There are moments of malice, of pettiness, of jealousy. There are theoretically romantic overtures that could be creepy were it not for the fact that both characters involved actually like each other (a classic rom-com tactic). Characters are, ostensibly, healed by romantic love, a lofty ideal that sustains the romance genre and possibly humanity itself.
A thing I really dig about Dil To Pagal Hai is that the woman aren’t competitive or jealous of each other (except for one dope dance number), even when they’re both in love with the same kinda mean dude who has the approximate emotional maturity of a watermelon. The men spurned in that movie and Kuch Kuch Hota Hai and Kal Ho Naa Ho just want the people they love to be happy, even if it’s not with them (admittedly they take too long to step down and we could do with less emotional manipulation).

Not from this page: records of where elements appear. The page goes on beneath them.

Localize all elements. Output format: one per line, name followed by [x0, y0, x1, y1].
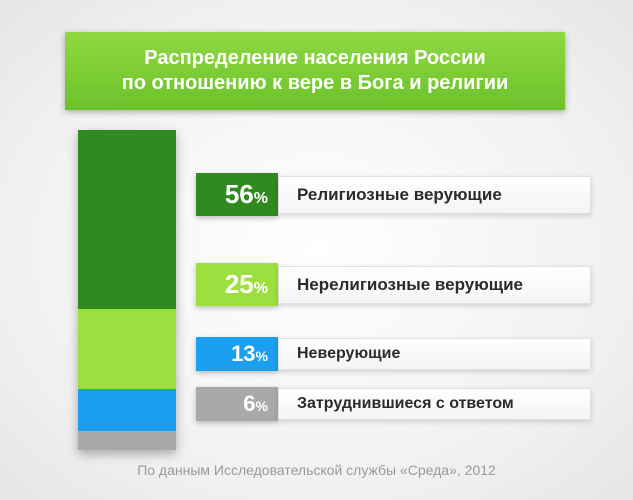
category-label: Религиозные верующие: [278, 176, 591, 214]
percent-sign: %: [256, 348, 268, 364]
category-row: 25%Нерелигиозные верующие: [196, 263, 591, 306]
bar-segment: [78, 130, 176, 309]
percent-badge: 25%: [196, 263, 278, 306]
percent-badge: 6%: [196, 387, 278, 421]
category-label: Затруднившиеся с ответом: [278, 388, 591, 420]
bar-segment: [78, 309, 176, 389]
category-row: 13%Неверующие: [196, 337, 591, 371]
title-line-2: по отношению к вере в Бога и религии: [122, 72, 509, 94]
chart-title: Распределение населения России по отноше…: [65, 32, 565, 110]
percent-value: 13: [231, 341, 255, 366]
bar-segment: [78, 431, 176, 450]
percent-value: 25: [225, 269, 254, 299]
percent-value: 6: [243, 391, 255, 416]
percent-badge: 56%: [196, 173, 278, 216]
category-row: 6%Затруднившиеся с ответом: [196, 387, 591, 421]
percent-badge: 13%: [196, 337, 278, 371]
category-label: Неверующие: [278, 338, 591, 370]
category-label: Нерелигиозные верующие: [278, 266, 591, 304]
percent-sign: %: [254, 190, 268, 207]
category-row: 56%Религиозные верующие: [196, 173, 591, 216]
stacked-bar: [78, 130, 176, 450]
percent-sign: %: [254, 280, 268, 297]
category-rows: 56%Религиозные верующие25%Нерелигиозные …: [196, 130, 591, 450]
bar-segment: [78, 389, 176, 431]
percent-sign: %: [256, 398, 268, 414]
title-line-1: Распределение населения России: [144, 47, 485, 69]
percent-value: 56: [225, 179, 254, 209]
source-text: По данным Исследовательской службы «Сред…: [0, 462, 633, 478]
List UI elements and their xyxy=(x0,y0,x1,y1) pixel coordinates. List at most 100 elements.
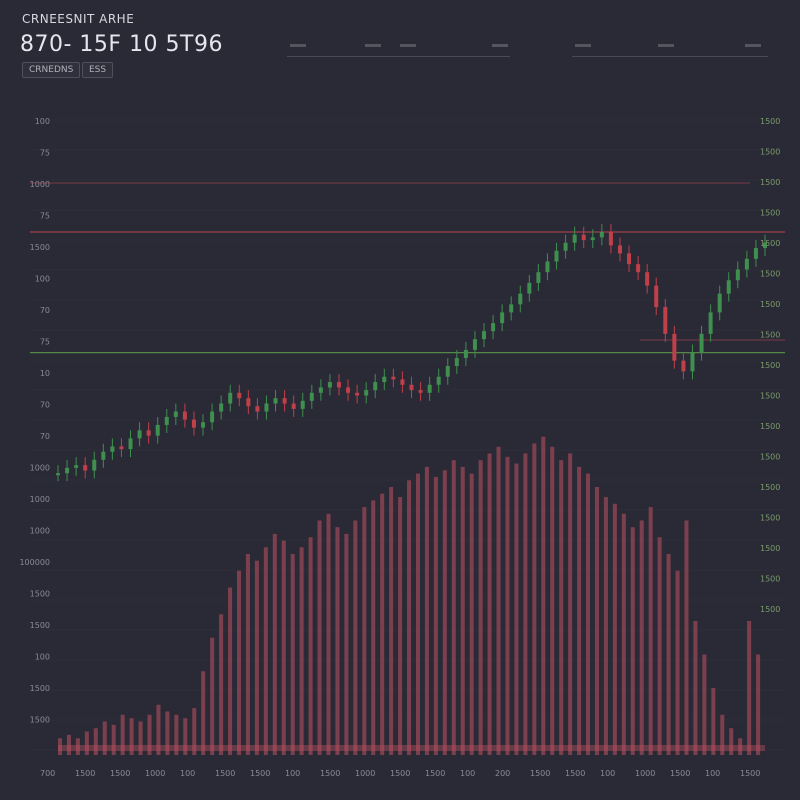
x-tick-label: 200 xyxy=(495,769,510,778)
candle-body xyxy=(681,360,686,372)
volume-bar xyxy=(756,654,761,755)
candle-body xyxy=(228,392,233,404)
volume-bar xyxy=(747,621,752,755)
candle-body xyxy=(717,293,722,313)
volume-bar xyxy=(398,497,403,755)
candle-body xyxy=(309,392,314,401)
volume-bar xyxy=(281,540,286,755)
x-tick-label: 1500 xyxy=(670,769,690,778)
header-tick xyxy=(290,44,306,47)
candle-body xyxy=(454,357,459,366)
candle-body xyxy=(92,459,97,471)
volume-bar xyxy=(478,460,483,755)
x-tick-label: 1500 xyxy=(425,769,445,778)
volume-bar xyxy=(245,554,250,755)
y-tick-label-right: 1500 xyxy=(760,239,780,248)
volume-bar xyxy=(639,520,644,755)
volume-bar xyxy=(469,473,474,755)
volume-bar xyxy=(550,446,555,755)
volume-bar xyxy=(460,466,465,755)
y-tick-label-right: 1500 xyxy=(760,605,780,614)
volume-bar xyxy=(451,460,456,755)
volume-bar xyxy=(684,520,689,755)
volume-bar xyxy=(138,721,143,755)
y-tick-label-left: 1000 xyxy=(30,527,50,536)
y-tick-label-left: 1500 xyxy=(30,621,50,630)
candle-body xyxy=(264,403,269,412)
price-readout: 870- 15F 10 5T96 xyxy=(20,32,223,57)
y-tick-label-left: 70 xyxy=(40,432,50,441)
volume-bar xyxy=(93,728,98,755)
volume-bar xyxy=(738,738,743,755)
candle-body xyxy=(445,366,450,377)
volume-bar xyxy=(111,724,116,755)
volume-bar xyxy=(317,520,322,755)
candle-body xyxy=(590,237,595,241)
volume-bar xyxy=(102,721,107,755)
volume-bar xyxy=(344,533,349,755)
volume-bar xyxy=(532,443,537,755)
volume-bar xyxy=(120,714,125,755)
volume-bar xyxy=(648,507,653,755)
y-tick-label-left: 1000 xyxy=(30,495,50,504)
volume-bar xyxy=(353,520,358,755)
candle-body xyxy=(627,253,632,265)
candle-body xyxy=(282,398,287,404)
candle-body xyxy=(273,398,278,404)
timeframe-button[interactable]: CRNEDNS xyxy=(22,62,81,78)
volume-bar xyxy=(433,476,438,755)
volume-bar xyxy=(75,738,80,755)
x-tick-label: 100 xyxy=(460,769,475,778)
y-tick-label-right: 1500 xyxy=(760,544,780,553)
volume-bar xyxy=(183,718,188,755)
candle-body xyxy=(491,323,496,332)
volume-bar xyxy=(711,688,716,755)
volume-bar xyxy=(424,466,429,755)
volume-bar xyxy=(586,473,591,755)
candle-body xyxy=(300,400,305,409)
candle-body xyxy=(654,285,659,308)
candle-body xyxy=(101,451,106,460)
candle-body xyxy=(409,384,414,391)
candle-body xyxy=(645,272,650,286)
candle-body xyxy=(436,376,441,385)
candle-body xyxy=(672,333,677,361)
options-button[interactable]: ESS xyxy=(82,62,114,78)
candle-body xyxy=(255,406,260,412)
volume-bar xyxy=(559,460,564,755)
x-tick-label: 1500 xyxy=(250,769,270,778)
candle-body xyxy=(137,430,142,439)
candle-body xyxy=(690,352,695,372)
volume-bar xyxy=(290,554,295,755)
header-tick xyxy=(745,44,761,47)
y-tick-label-left: 1500 xyxy=(30,590,50,599)
candle-body xyxy=(418,390,423,393)
candle-body xyxy=(708,312,713,334)
y-tick-label-left: 75 xyxy=(40,338,50,347)
x-tick-label: 1500 xyxy=(565,769,585,778)
y-tick-label-left: 100 xyxy=(35,653,50,662)
y-tick-label-left: 75 xyxy=(40,212,50,221)
candle-body xyxy=(246,398,251,407)
x-tick-label: 1500 xyxy=(390,769,410,778)
candle-body xyxy=(65,467,70,474)
volume-bar xyxy=(541,436,546,755)
y-tick-label-left: 10 xyxy=(40,369,50,378)
candle-body xyxy=(617,245,622,254)
volume-bar xyxy=(407,480,412,755)
volume-bar xyxy=(505,456,510,755)
candle-body xyxy=(400,379,405,385)
y-tick-label-left: 100 xyxy=(35,117,50,126)
candle-body xyxy=(608,232,613,246)
candle-body xyxy=(563,242,568,251)
candle-body xyxy=(427,384,432,393)
header-tick xyxy=(492,44,508,47)
header-tick xyxy=(575,44,591,47)
candle-body xyxy=(527,282,532,294)
y-tick-label-right: 1500 xyxy=(760,117,780,126)
candle-body xyxy=(536,272,541,283)
volume-baseline xyxy=(58,745,765,751)
volume-bar xyxy=(192,708,197,755)
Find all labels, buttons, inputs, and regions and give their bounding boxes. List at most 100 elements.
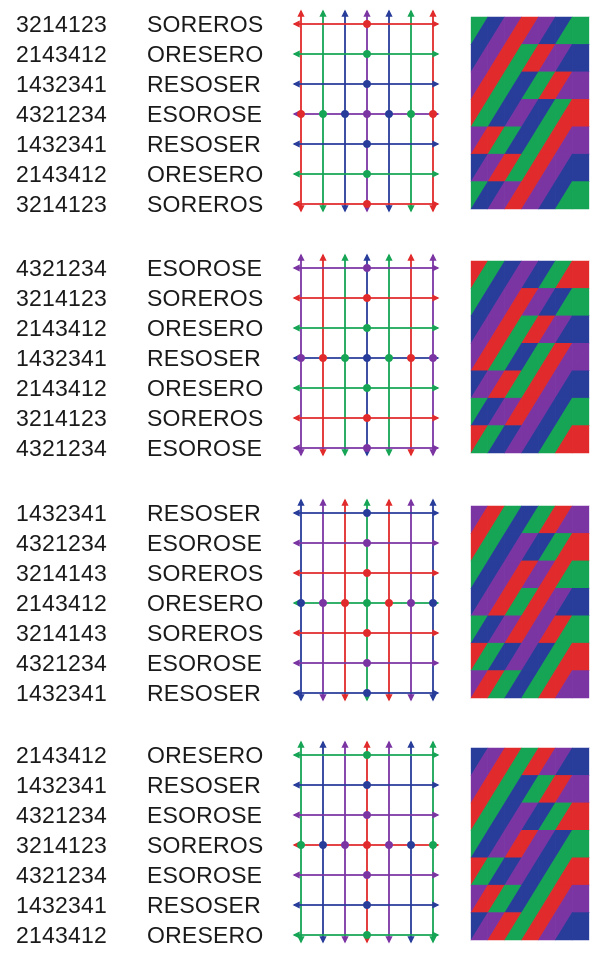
- node-dot: [363, 751, 371, 759]
- tile-triangle: [571, 911, 590, 941]
- digit-code: 1432341: [16, 772, 107, 798]
- node-dot: [429, 110, 437, 118]
- node-dot: [385, 599, 393, 607]
- node-dot: [363, 354, 371, 362]
- node-dot: [363, 781, 371, 789]
- triangle-tiling: [470, 505, 590, 699]
- node-dot: [297, 841, 305, 849]
- letter-word: RESOSER: [147, 772, 261, 798]
- digit-code: 1432341: [16, 345, 107, 371]
- node-dot: [363, 689, 371, 697]
- letter-word: ESOROSE: [147, 255, 263, 281]
- node-dot: [363, 444, 371, 452]
- pattern-panel: 3214123 SOREROS 2143412 ORESERO 1432341 RESOS…: [0, 9, 601, 234]
- tile-triangle: [571, 424, 590, 454]
- node-dot: [341, 110, 349, 118]
- pattern-panel: 2143412 ORESERO 1432341 RESOSER 4321234 ESORO…: [0, 740, 601, 965]
- digit-code: 1432341: [16, 680, 107, 706]
- pattern-panel: 1432341 RESOSER 4321234 ESOROSE 3214143 SORER…: [0, 498, 601, 723]
- digit-code: 4321234: [16, 435, 107, 461]
- node-dot: [385, 354, 393, 362]
- digit-code: 4321234: [16, 650, 107, 676]
- letter-word: ORESERO: [147, 922, 264, 948]
- digit-code: 4321234: [16, 255, 107, 281]
- digit-code: 2143412: [16, 41, 107, 67]
- letter-word: ORESERO: [147, 41, 264, 67]
- letter-word: ESOROSE: [147, 862, 263, 888]
- node-dot: [429, 841, 437, 849]
- node-dot: [341, 841, 349, 849]
- digit-code: 3214123: [16, 405, 107, 431]
- letter-word: RESOSER: [147, 131, 261, 157]
- node-dot: [385, 841, 393, 849]
- letter-word: SOREROS: [147, 285, 264, 311]
- node-dot: [363, 384, 371, 392]
- letter-word: ESOROSE: [147, 435, 263, 461]
- node-dot: [429, 599, 437, 607]
- node-dot: [363, 629, 371, 637]
- digit-code: 2143412: [16, 742, 107, 768]
- letter-word: SOREROS: [147, 191, 264, 217]
- node-dot: [363, 901, 371, 909]
- digit-code: 1432341: [16, 131, 107, 157]
- node-dot: [407, 841, 415, 849]
- digit-code: 1432341: [16, 71, 107, 97]
- lattice-diagram: [292, 253, 440, 457]
- node-dot: [297, 110, 305, 118]
- letter-word: RESOSER: [147, 345, 261, 371]
- digit-code: 2143412: [16, 161, 107, 187]
- digit-code: 1432341: [16, 500, 107, 526]
- digit-code: 2143412: [16, 315, 107, 341]
- digit-code: 4321234: [16, 862, 107, 888]
- node-dot: [341, 599, 349, 607]
- lattice-diagram: [292, 9, 440, 213]
- letter-word: SOREROS: [147, 832, 264, 858]
- node-dot: [363, 509, 371, 517]
- node-dot: [363, 931, 371, 939]
- node-dot: [363, 110, 371, 118]
- letter-word: ESOROSE: [147, 650, 263, 676]
- node-dot: [363, 659, 371, 667]
- digit-code: 4321234: [16, 101, 107, 127]
- node-dot: [363, 569, 371, 577]
- node-dot: [297, 354, 305, 362]
- node-dot: [363, 264, 371, 272]
- digit-code: 3214123: [16, 191, 107, 217]
- digit-code: 3214143: [16, 560, 107, 586]
- digit-code: 2143412: [16, 922, 107, 948]
- node-dot: [363, 170, 371, 178]
- node-dot: [363, 80, 371, 88]
- letter-word: ORESERO: [147, 315, 264, 341]
- letter-word: SOREROS: [147, 620, 264, 646]
- letter-word: SOREROS: [147, 405, 264, 431]
- node-dot: [429, 354, 437, 362]
- node-dot: [407, 599, 415, 607]
- digit-code: 1432341: [16, 892, 107, 918]
- digit-code: 2143412: [16, 375, 107, 401]
- node-dot: [319, 354, 327, 362]
- node-dot: [341, 354, 349, 362]
- node-dot: [297, 599, 305, 607]
- digit-code: 3214123: [16, 285, 107, 311]
- letter-word: ORESERO: [147, 590, 264, 616]
- node-dot: [385, 110, 393, 118]
- node-dot: [407, 354, 415, 362]
- node-dot: [363, 294, 371, 302]
- node-dot: [319, 110, 327, 118]
- node-dot: [319, 599, 327, 607]
- digit-code: 3214123: [16, 832, 107, 858]
- letter-word: ORESERO: [147, 375, 264, 401]
- node-dot: [363, 414, 371, 422]
- letter-word: ESOROSE: [147, 802, 263, 828]
- digit-code: 4321234: [16, 802, 107, 828]
- node-dot: [363, 841, 371, 849]
- letter-word: ESOROSE: [147, 530, 263, 556]
- node-dot: [363, 20, 371, 28]
- digit-code: 4321234: [16, 530, 107, 556]
- digit-code: 2143412: [16, 590, 107, 616]
- letter-word: SOREROS: [147, 560, 264, 586]
- node-dot: [363, 811, 371, 819]
- lattice-diagram: [292, 498, 440, 702]
- lattice-diagram: [292, 740, 440, 944]
- node-dot: [363, 599, 371, 607]
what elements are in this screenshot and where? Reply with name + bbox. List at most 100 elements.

An addendum for those unfamiliar with Bollywood: As with any film industry, it is continually evolving. Modern Bollywood films – the good ones, anyway – challenge gender norms and the glorification of the fuckboy, and while things are going slower than I’d like, the progress is noteworthy. There are still the trappings of patriarchy, but an awareness that it’s a societal problem we all have to fix while still aspiring to romance that’s free of it.
There’s a phenomenal double standard we’re still trying to shake; that boys can and will date or sleep around, and that girls will wait – patient, wholesome, and faithful, whiling away the time it takes for their soulmates to come around. When they do, everyone involved will experience that life-changing transformation-by-love. I’ve seen this in films as recent as 2013, films that have entertained me.
As the shame creeps in for enjoying them, I remind myself that it is important to recognize perpetual problems in Bollywood, to talk about them, to better them. My reading of Dil Bole Hadippa! (2009) and Yeh Jawaani Hai Deewani (2013) could be illuminating for someone else, and we can spread word and improve both our films and our culture.
All entertainment junkies have faced the fact that some of our favorite art – and those who created it – is far from perfect. Just because something was formative, as Bollywood was for me, doesn’t mean it is infallible. I can like it, and I can own that I like it, but still be critical.
So, like the trash that I am, I will continue to come back to these films for comfort and entertainment. If I watch them in a group, especially with kids present, we talk about the problems and about what we should learn from these stories – for example, my mother’s rejection of how women are portrayed in Mohabbatein (2000) has always been a key part of how I remember and relate to the movie.
And I take comfort in knowing that Bollywood is, however slowly, inching toward improvement. I rewatched DDLJ for this piece because I had to, but I found myself recently seized by a desire to watch its more modern update: Humpty Sharma Ki Dulhania (2014). It’s important to recognize what worked and what didn’t in the trash ’90s classics I grew up on, and to celebrate that they paved the road for better stories in the future.